Grâce à cette maîtrise de la caractérisation, Chandler nous offre un personnage inoubliable : celui de Philip Marlowe, un détective aux répliques choc, dont la personnalité ne peut pas laisser indifférent et qui deviendra le héros d’une série d’autres romans.
Tout au long de l’histoire, Marlowe garde une distance émotionnelle par rapport aux événements. Son œil de détective lui permet d’adopter une posture analytique, notant les moindres détails qui pourraient s’avérer utiles plus tard. A distance des événements, Marlowe se tient aussi à distance des femmes, ne se laissant jamais embobiner par les sourires qui lui sont destinés, ni par Carmen qui l’attend nue dans son lit. Il a une grande maîtrise de lui-même, une grande volonté de ne pas être atteint. Ainsi, c'est plutôt à travers ses actions et ses positionnements par rapport aux autres personnages qu'on accède à son monde intérieur, et non à travers ses réflexions. Chandler n’est pas un écrivain de l’intériorité. Tout se passe à l’extérieur, comme chez John Steinbeck, son confrère américain. Il n’en demeure pas moins qu’une certaine profondeur perce à travers le récit et atteint le lecteur.
Au fond, Chandler n’est pas un vrai auteur de polars. Plutôt que de développer une intrigue ficelée, logique, à la manière d’Agatha Christie, son écriture est ailleurs, beaucoup plus autour de la création d’atmosphères et des relations entre les personnages, à la façon de Georges Simenon.
Une atmosphère qui s’empare du lecteur
L’autre réussite du roman est dans la retranscription de l'ambiance du vieux film noir. On y retrouve les lieux très enfumés typiques des années 1930, les femmes fatales en robes de velours, souvent superficielles, parfois nymphomanes ou toxicomanes, toujours femmes-objets. Pour autant, peut-on en déduire qu’il s’agit là de la vision de l'auteur ? C'est en tout cas la manière dont son héros Marlowe a pu voir ces femmes-là. A côté de cela, on sent malgré tout que la femme manipule, dirige, que c’est elle qui tire les ficelles.
En réalité, personne n'a le beau rôle dans ce roman : hommes et femmes, chacun y va de ses propres intérêts ; tous sont pourris. Chandler dépeint la décadence et l’hypocrisie d'un milieu aisé, qui y va de ses combines, y compris avec la police, et qui parvient toujours à s'en sortir, en toute impunité.
Un style incomparable
L’autre arme secrète de Chander, c’est son sens de la formule qui fait mouche. Les premières pages du roman sont jubilatoires : elles sont truffées de phrases qui font l’effet d’une claque. Même si l’on retrouve moins cette écriture « coup de poing » dans les deux derniers tiers du livre, Raymond Chandler a de quoi rendre jaloux bon nombre d’écrivains.

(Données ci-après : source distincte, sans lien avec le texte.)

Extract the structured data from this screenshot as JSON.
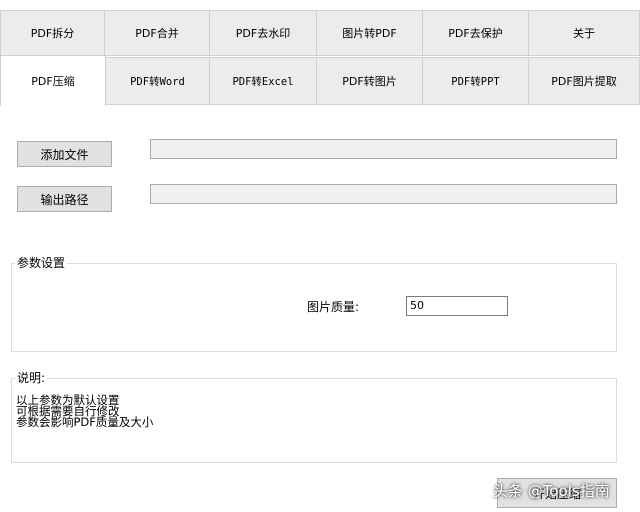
{
  "tabs": {
    "row1": [
      {
        "label": "PDF拆分"
      },
      {
        "label": "PDF合并"
      },
      {
        "label": "PDF去水印"
      },
      {
        "label": "图片转PDF"
      },
      {
        "label": "PDF去保护"
      },
      {
        "label": "关于"
      }
    ],
    "row2": [
      {
        "label": "PDF压缩",
        "selected": true
      },
      {
        "label": "PDF转Word"
      },
      {
        "label": "PDF转Excel"
      },
      {
        "label": "PDF转图片"
      },
      {
        "label": "PDF转PPT"
      },
      {
        "label": "PDF图片提取"
      }
    ]
  },
  "files": {
    "add_file_label": "添加文件",
    "add_file_value": "",
    "output_path_label": "输出路径",
    "output_path_value": ""
  },
  "params": {
    "title": "参数设置",
    "quality_label": "图片质量:",
    "quality_value": "50"
  },
  "notes": {
    "title": "说明:",
    "lines": [
      "以上参数为默认设置",
      "可根据需要自行修改",
      "参数会影响PDF质量及大小"
    ]
  },
  "footer": {
    "compress_button_label": "开始压缩"
  },
  "watermark": {
    "text": "头条 @Tools指南"
  },
  "colors": {
    "tab_background": "#ececec",
    "selected_tab_background": "#ffffff",
    "button_face": "#e1e1e1",
    "field_background": "#f0f0f0"
  }
}
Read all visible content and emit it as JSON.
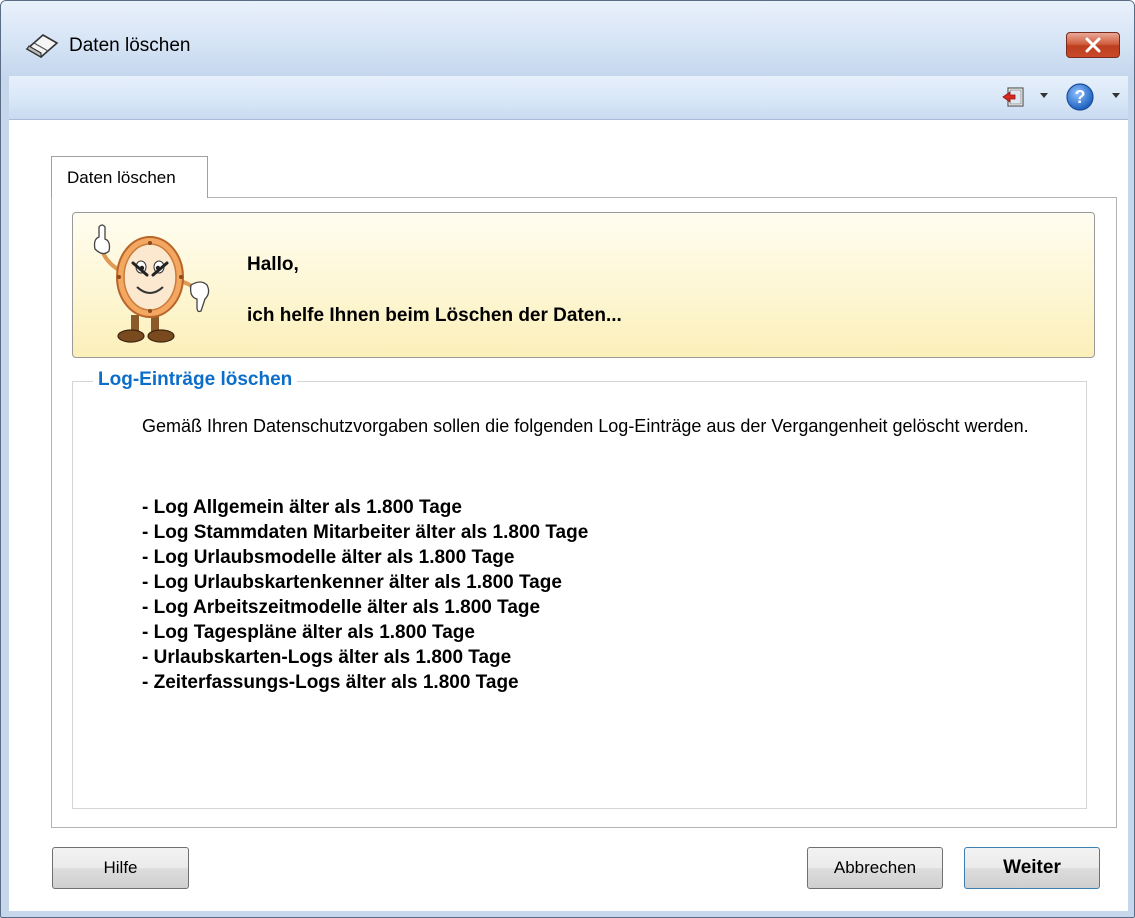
{
  "window": {
    "title": "Daten löschen",
    "close_icon": "close-icon"
  },
  "toolbar": {
    "exit_icon": "exit-door-icon",
    "help_icon": "help-icon"
  },
  "tabs": [
    {
      "label": "Daten löschen",
      "selected": true
    }
  ],
  "banner": {
    "greeting": "Hallo,",
    "message": "ich helfe Ihnen beim Löschen der Daten...",
    "mascot_icon": "clock-mascot-icon"
  },
  "log_section": {
    "title": "Log-Einträge löschen",
    "intro": "Gemäß Ihren Datenschutzvorgaben sollen die folgenden Log-Einträge aus der Vergangenheit gelöscht werden.",
    "items": [
      "- Log Allgemein älter als 1.800 Tage",
      "- Log Stammdaten Mitarbeiter älter als 1.800 Tage",
      "- Log Urlaubsmodelle älter als 1.800 Tage",
      "- Log Urlaubskartenkenner älter als 1.800 Tage",
      "- Log Arbeitszeitmodelle älter als 1.800 Tage",
      "- Log Tagespläne älter als 1.800 Tage",
      "- Urlaubskarten-Logs älter als 1.800 Tage",
      "- Zeiterfassungs-Logs älter als 1.800 Tage"
    ]
  },
  "buttons": {
    "help": "Hilfe",
    "cancel": "Abbrechen",
    "next": "Weiter"
  },
  "colors": {
    "section_title": "#0c6ec9",
    "banner_bg": "#fdf7d6",
    "close_button": "#c94a2a"
  }
}
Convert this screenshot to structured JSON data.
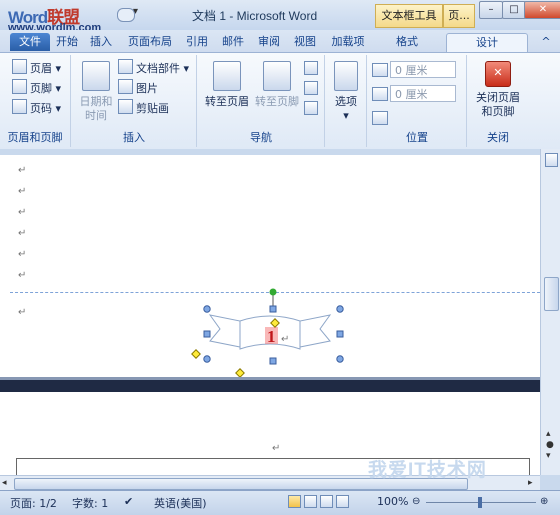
{
  "title_bar": {
    "logo_text": "Word",
    "logo_accent": "联盟",
    "logo_url": "www.wordlm.com",
    "window_title": "文档 1 - Microsoft Word",
    "context_tab_group": "文本框工具",
    "context_tab_group2": "页...",
    "minimize": "–",
    "restore": "□",
    "close": "✕"
  },
  "tabs": [
    "开始",
    "插入",
    "页面布局",
    "引用",
    "邮件",
    "审阅",
    "视图",
    "加载项",
    "格式",
    "设计"
  ],
  "active_tab": "设计",
  "file_tab": "文件",
  "ribbon": {
    "group_header_footer": {
      "label": "页眉和页脚",
      "items": [
        "页眉",
        "页脚",
        "页码"
      ]
    },
    "group_insert": {
      "label": "插入",
      "date_time": "日期和\n时间",
      "items": [
        "文档部件",
        "图片",
        "剪贴画"
      ]
    },
    "group_nav": {
      "label": "导航",
      "goto_header": "转至页眉",
      "goto_footer": "转至页脚"
    },
    "group_options": {
      "label": "选项",
      "options": "选项"
    },
    "group_position": {
      "label": "位置",
      "header_offset": "0 厘米",
      "footer_offset": "0 厘米"
    },
    "group_close": {
      "label": "关闭",
      "close_btn": "关闭页眉\n和页脚"
    }
  },
  "document": {
    "para_mark": "↵",
    "page_number": "1"
  },
  "status": {
    "page": "页面: 1/2",
    "words": "字数: 1",
    "language": "英语(美国)",
    "zoom": "100%"
  },
  "watermark": "我爱IT技术网"
}
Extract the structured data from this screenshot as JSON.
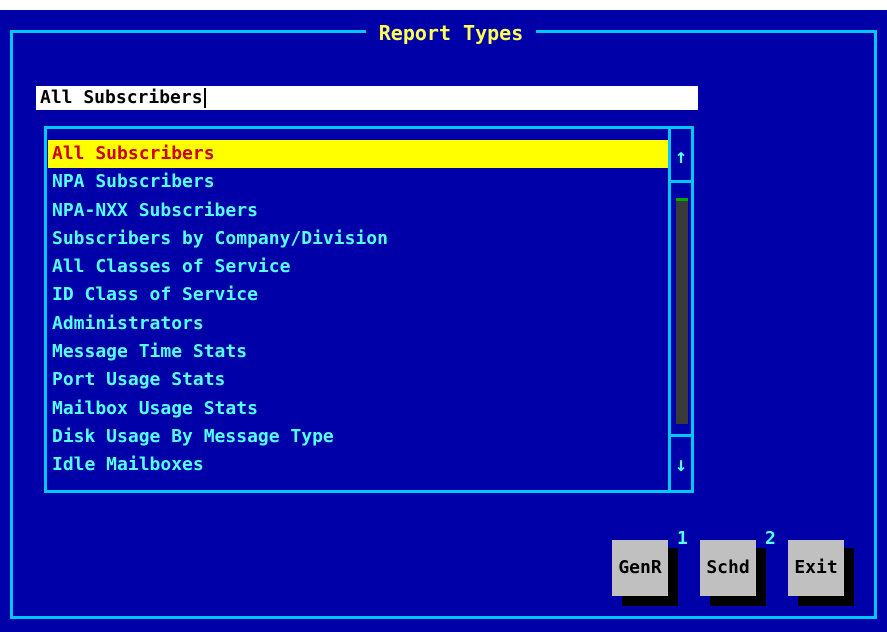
{
  "dialog": {
    "title": "Report Types",
    "input_value": "All Subscribers"
  },
  "list": {
    "items": [
      "All Subscribers",
      "NPA Subscribers",
      "NPA-NXX Subscribers",
      "Subscribers by Company/Division",
      "All Classes of Service",
      "ID Class of Service",
      "Administrators",
      "Message Time Stats",
      "Port Usage Stats",
      "Mailbox Usage Stats",
      "Disk Usage By Message Type",
      "Idle Mailboxes"
    ],
    "selected_index": 0
  },
  "scrollbar": {
    "up_icon": "arrow-up-icon",
    "down_icon": "arrow-down-icon"
  },
  "buttons": {
    "genr_label": "GenR",
    "genr_hotkey": "1",
    "schd_label": "Schd",
    "schd_hotkey": "2",
    "exit_label": "Exit"
  },
  "colors": {
    "background": "#0000a8",
    "border": "#00c8ff",
    "title_text": "#ffff55",
    "list_text": "#55ffff",
    "selected_bg": "#ffff00",
    "selected_text": "#cc0000",
    "button_face": "#c0c0c0"
  }
}
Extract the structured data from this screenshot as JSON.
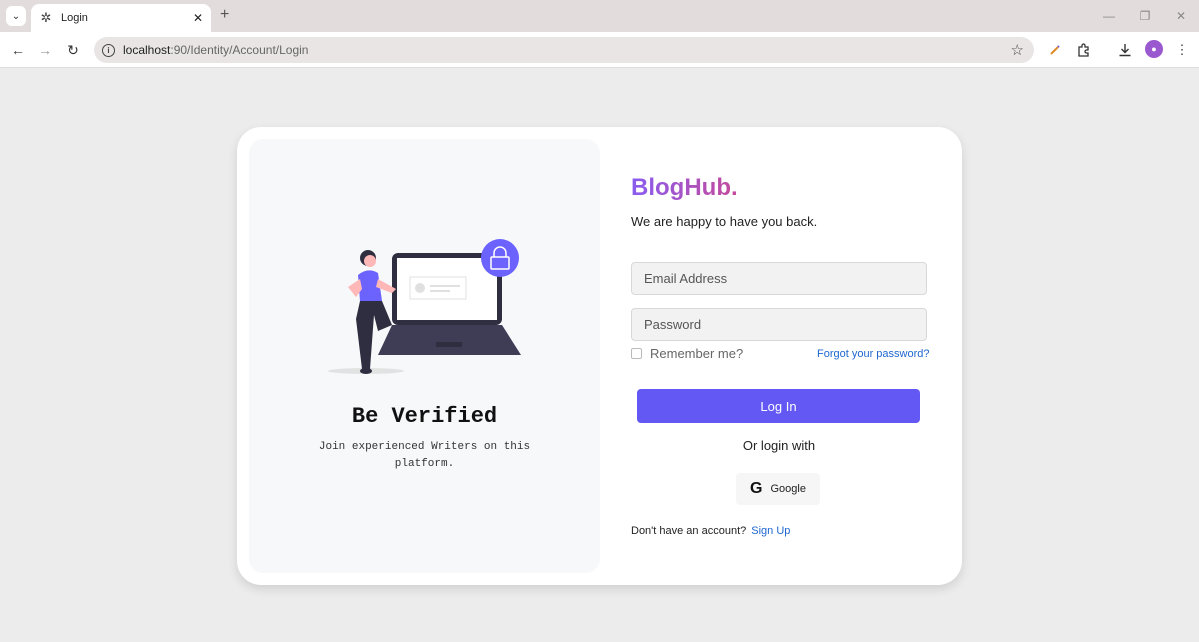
{
  "browser": {
    "tab_title": "Login",
    "url_host": "localhost",
    "url_path": ":90/Identity/Account/Login",
    "new_tab": "+",
    "win_minimize": "—",
    "win_restore": "❐",
    "win_close": "✕",
    "tab_close": "✕",
    "tab_menu": "⌄",
    "back": "←",
    "forward": "→",
    "reload": "↻",
    "star": "☆",
    "info": "i",
    "extensions_icon": "puzzle-icon",
    "download_icon": "download-icon",
    "menu_icon": "⋮"
  },
  "left_panel": {
    "title": "Be Verified",
    "subtitle": "Join experienced Writers on this platform."
  },
  "form": {
    "brand": "BlogHub.",
    "welcome": "We are happy to have you back.",
    "email_placeholder": "Email Address",
    "password_placeholder": "Password",
    "remember_label": "Remember me?",
    "forgot_label": "Forgot your password?",
    "login_label": "Log In",
    "or_login": "Or login with",
    "google_icon": "G",
    "google_label": "Google",
    "no_account": "Don't have an account?",
    "signup_label": "Sign Up"
  },
  "colors": {
    "primary": "#6358f4",
    "link": "#1e66d0",
    "brand_start": "#8a5cf0",
    "brand_end": "#c54a9b"
  }
}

Son sens de la formule est particulièrement éloquent dans les dialogues. Quelques exemples :
— Tu es fauché hein ?
— Ça fait deux mois que je frotte deux sous l'un contre l'autre en espérant qu'ils feront des petits.
— Vous êtes grand, non ? dit-elle.
— Je ne l’ai pas fait exprès.
Les répliques fusent comme au ping-pong. Des répliques qui peuvent servir d'exemple. Vous voulez savoir ce qu’est un bon dialogue ? Lisez Chandler ! Les dialogues dans Le grand sommeil sont réussis car ils ne sont pas linéaires : un premier personnage pose une question, et le deuxième personnage (ici, Marlowe) répond de manière inattendue et indirecte.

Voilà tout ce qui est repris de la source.